Happiness Zengeni recently in Kitale, Kenya
SeedCo Limited expects to reduce the dominance of government-owned Kenya Seed Company after it opened a second plant in the East African country’s Trans Nzoia county last week.
Trans Nzoia county is found in Kenya’s former Rift Valley Province, 380km North West of Nairobi close to the Ugandan border.
SeedCo’s first plant is situated just outside Nairobi with an annualised output of 5 000 tonnes. The group believes the new plant in Trans Nzoia, generally considered the bread basket of Kenya, will consolidate its market share.

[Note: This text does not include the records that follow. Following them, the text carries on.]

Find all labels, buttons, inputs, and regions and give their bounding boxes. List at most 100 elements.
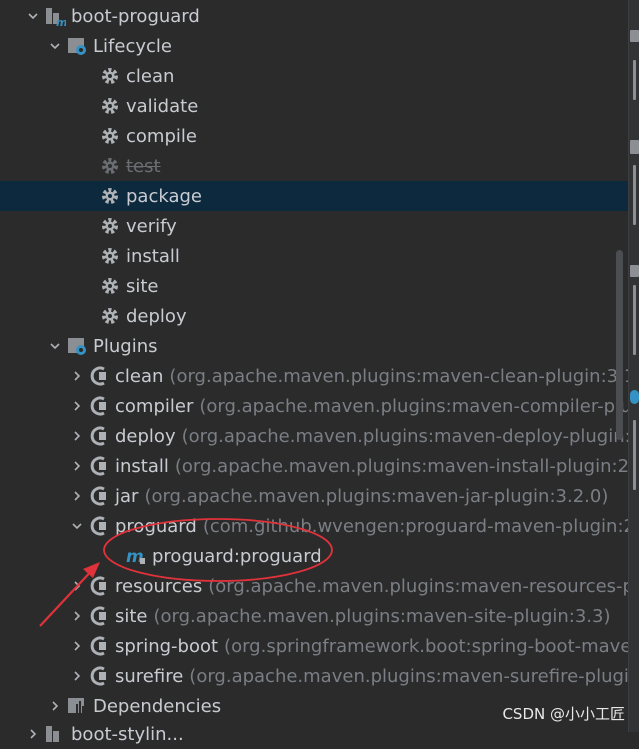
gear-icon bbox=[99, 185, 121, 207]
maven-tool-icon[interactable] bbox=[630, 30, 639, 42]
lifecycle-phase-install[interactable]: install bbox=[0, 241, 628, 271]
gear-icon bbox=[99, 305, 121, 327]
lifecycle-phase-compile[interactable]: compile bbox=[0, 121, 628, 151]
project-label: boot-proguard bbox=[71, 5, 200, 27]
gear-icon bbox=[99, 65, 121, 87]
plugin-name: install bbox=[115, 455, 169, 477]
tool-window-label[interactable] bbox=[633, 420, 636, 490]
plugin-item-surefire[interactable]: surefire (org.apache.maven.plugins:maven… bbox=[0, 661, 628, 691]
plugin-item-install[interactable]: install (org.apache.maven.plugins:maven-… bbox=[0, 451, 628, 481]
watermark: CSDN @小小工匠 bbox=[502, 705, 625, 723]
plugin-item-resources[interactable]: resources (org.apache.maven.plugins:mave… bbox=[0, 571, 628, 601]
lifecycle-phase-deploy[interactable]: deploy bbox=[0, 301, 628, 331]
plugin-item-deploy[interactable]: deploy (org.apache.maven.plugins:maven-d… bbox=[0, 421, 628, 451]
chevron-down-icon[interactable] bbox=[44, 31, 66, 61]
plugin-item-compiler[interactable]: compiler (org.apache.maven.plugins:maven… bbox=[0, 391, 628, 421]
plugin-coordinates: (org.apache.maven.plugins:maven-site-plu… bbox=[153, 605, 611, 627]
chevron-right-icon[interactable] bbox=[66, 661, 88, 691]
svg-text:m: m bbox=[56, 16, 66, 27]
plugin-goal-proguard-proguard[interactable]: m proguard:proguard bbox=[0, 541, 628, 571]
chevron-right-icon[interactable] bbox=[66, 421, 88, 451]
plugin-coordinates: (org.springframework.boot:spring-boot-ma… bbox=[224, 635, 628, 657]
plugin-coordinates: (org.apache.maven.plugins:maven-compiler… bbox=[199, 395, 628, 417]
plugin-item-proguard[interactable]: proguard (com.github.wvengen:proguard-ma… bbox=[0, 511, 628, 541]
lifecycle-phase-package[interactable]: package bbox=[0, 181, 628, 211]
plugin-coordinates: (org.apache.maven.plugins:maven-deploy-p… bbox=[181, 425, 628, 447]
tree-row-lifecycle[interactable]: Lifecycle bbox=[0, 31, 628, 61]
chevron-right-icon[interactable] bbox=[66, 631, 88, 661]
maven-plugin-icon bbox=[88, 365, 110, 387]
tool-window-label[interactable] bbox=[633, 165, 636, 225]
chevron-right-icon[interactable] bbox=[66, 571, 88, 601]
phase-label: deploy bbox=[126, 305, 187, 327]
plugin-name: clean bbox=[115, 365, 164, 387]
plugin-name: proguard bbox=[115, 515, 197, 537]
plugin-name: compiler bbox=[115, 395, 194, 417]
chevron-down-icon[interactable] bbox=[66, 511, 88, 541]
lifecycle-phase-verify[interactable]: verify bbox=[0, 211, 628, 241]
chevron-right-icon[interactable] bbox=[66, 391, 88, 421]
chevron-right-icon[interactable] bbox=[66, 361, 88, 391]
plugin-name: site bbox=[115, 605, 148, 627]
phase-label: test bbox=[126, 155, 161, 177]
goal-label: proguard:proguard bbox=[152, 545, 322, 567]
lifecycle-folder-icon bbox=[66, 35, 88, 57]
phase-label: compile bbox=[126, 125, 197, 147]
maven-plugin-icon bbox=[88, 575, 110, 597]
chevron-down-icon[interactable] bbox=[44, 331, 66, 361]
plugin-coordinates: (org.apache.maven.plugins:maven-resource… bbox=[208, 575, 628, 597]
project-label: boot-stylin... bbox=[71, 723, 184, 745]
tool-window-label[interactable] bbox=[633, 60, 636, 100]
plugin-name: resources bbox=[115, 575, 203, 597]
chevron-down-icon[interactable] bbox=[22, 1, 44, 31]
gear-icon bbox=[99, 245, 121, 267]
phase-label: validate bbox=[126, 95, 199, 117]
plugin-name: spring-boot bbox=[115, 635, 219, 657]
maven-plugin-icon bbox=[88, 635, 110, 657]
lifecycle-phase-clean[interactable]: clean bbox=[0, 61, 628, 91]
maven-tree: m boot-proguard Lifecycle clean bbox=[0, 0, 639, 745]
chevron-right-icon[interactable] bbox=[66, 451, 88, 481]
plugin-item-site[interactable]: site (org.apache.maven.plugins:maven-sit… bbox=[0, 601, 628, 631]
plugin-name: deploy bbox=[115, 425, 176, 447]
maven-project-icon: m bbox=[44, 5, 66, 27]
tree-scrollbar[interactable] bbox=[616, 250, 623, 440]
dependencies-label: Dependencies bbox=[93, 695, 222, 717]
lifecycle-phase-site[interactable]: site bbox=[0, 271, 628, 301]
lifecycle-phase-test[interactable]: test bbox=[0, 151, 628, 181]
plugin-item-jar[interactable]: jar (org.apache.maven.plugins:maven-jar-… bbox=[0, 481, 628, 511]
tool-icon[interactable] bbox=[630, 265, 639, 277]
plugin-coordinates: (org.apache.maven.plugins:maven-jar-plug… bbox=[144, 485, 609, 507]
maven-plugin-icon bbox=[88, 425, 110, 447]
maven-plugin-icon bbox=[88, 605, 110, 627]
gear-icon bbox=[99, 215, 121, 237]
plugin-name: jar bbox=[115, 485, 139, 507]
chevron-right-icon[interactable] bbox=[66, 601, 88, 631]
database-tool-icon[interactable] bbox=[630, 140, 639, 154]
plugins-folder-icon bbox=[66, 335, 88, 357]
plugin-coordinates: (org.apache.maven.plugins:maven-clean-pl… bbox=[169, 365, 628, 387]
chevron-right-icon[interactable] bbox=[22, 719, 44, 749]
tree-row-plugins[interactable]: Plugins bbox=[0, 331, 628, 361]
plugin-item-clean[interactable]: clean (org.apache.maven.plugins:maven-cl… bbox=[0, 361, 628, 391]
phase-label: package bbox=[126, 185, 202, 207]
maven-plugin-icon bbox=[88, 515, 110, 537]
maven-project-icon bbox=[44, 723, 66, 745]
plugin-coordinates: (com.github.wvengen:proguard-maven-plugi… bbox=[202, 515, 628, 537]
globe-icon[interactable] bbox=[630, 390, 639, 404]
tool-window-label[interactable] bbox=[633, 285, 636, 355]
tree-row-project[interactable]: m boot-proguard bbox=[0, 1, 628, 31]
gear-icon bbox=[99, 275, 121, 297]
lifecycle-phase-validate[interactable]: validate bbox=[0, 91, 628, 121]
chevron-right-icon[interactable] bbox=[66, 481, 88, 511]
maven-plugin-icon bbox=[88, 665, 110, 687]
plugin-item-spring-boot[interactable]: spring-boot (org.springframework.boot:sp… bbox=[0, 631, 628, 661]
plugin-coordinates: (org.apache.maven.plugins:maven-surefire… bbox=[189, 665, 628, 687]
plugin-name: surefire bbox=[115, 665, 184, 687]
right-tool-strip bbox=[628, 0, 639, 732]
maven-plugin-icon bbox=[88, 485, 110, 507]
chevron-right-icon[interactable] bbox=[44, 691, 66, 721]
maven-plugin-icon bbox=[88, 395, 110, 417]
plugin-coordinates: (org.apache.maven.plugins:maven-install-… bbox=[174, 455, 628, 477]
gear-icon bbox=[99, 95, 121, 117]
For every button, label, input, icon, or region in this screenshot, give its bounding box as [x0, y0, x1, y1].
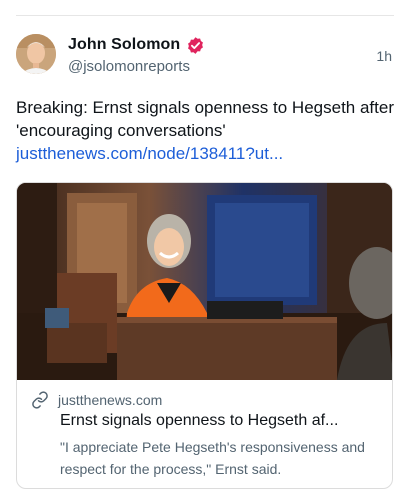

“We are targeting a 20 percent market share in this county within the next three to five years from the current 10 percent. Kenya Seed Company is the dominant player in this particular region although in the area where we have been operating from, we have 40 percent of the market,” chief executive Morgan Nzwere said on the sidelines of the official opening of the plant last Friday.
The group had budgeted $4 million for the plant development. Mr Nzwere said the first phase had cost $2,5 million while the balance of $1,5 million will be used up in April.
In total, the group will spend $10 million on the plant, which will also house a research station.
“We expect the investment to ramp up total Kenya production to 15 000 tonnes inclusive of the Nairobi plant. This would make Kenya one of our key units bearing in mind that in good years Zimbabwe used to do 20 000 tonnes.”
Mr Nzwere said the plant will serve as a hub to expand to Uganda, Rwanda and South Sudan.
SeedCo Kenya managing director Kassim Owino said the group had introduced new varieties which were suited to the Trans Nzoia area, which is commonly referred to as the Kenyan highlands.
“We are targeting to grow the business to 10 000 tonnes in the next three to five years. The new plant has started off on a 5 000 tonnes per annum capacity and we hope to expand that further. Five years ago, if you would have asked us, where we stood as a seed company in Kenya, then we would have told you we were on eight or ninth position out of as many seed growers. But at present we are now the second dominant company after Kenya Seed.”
In order to tackle the effects of climate change, the group had introduced new varieties which are suited to the altitude.
“That’s why it’s important for us to set up a research station. We have already released three varieties which are suited to this altitude. Ultimately what we need to see is an improvement in the yield.”
Governor of Trans Nzoia county Patrick Simiyu who was guest of honour at the opening, challenged the company to improve the area’s yield.
“I am pleased with this investment into the county. I am challenging you to increase our farmers yields to about 70 bags per acre. If we can get farmers to get those yields then we can develop the value chain and subsequently our economy.”
Trans Nzoia Agriculture chief officer Mary Nzomo said giving the nod to SeedCo to operate was part of the county government’s plan to liberalise the market by having more market players to serve the seed growers as well as offering more products for the farmers.
She urged SeedCo to work closely with the farmers.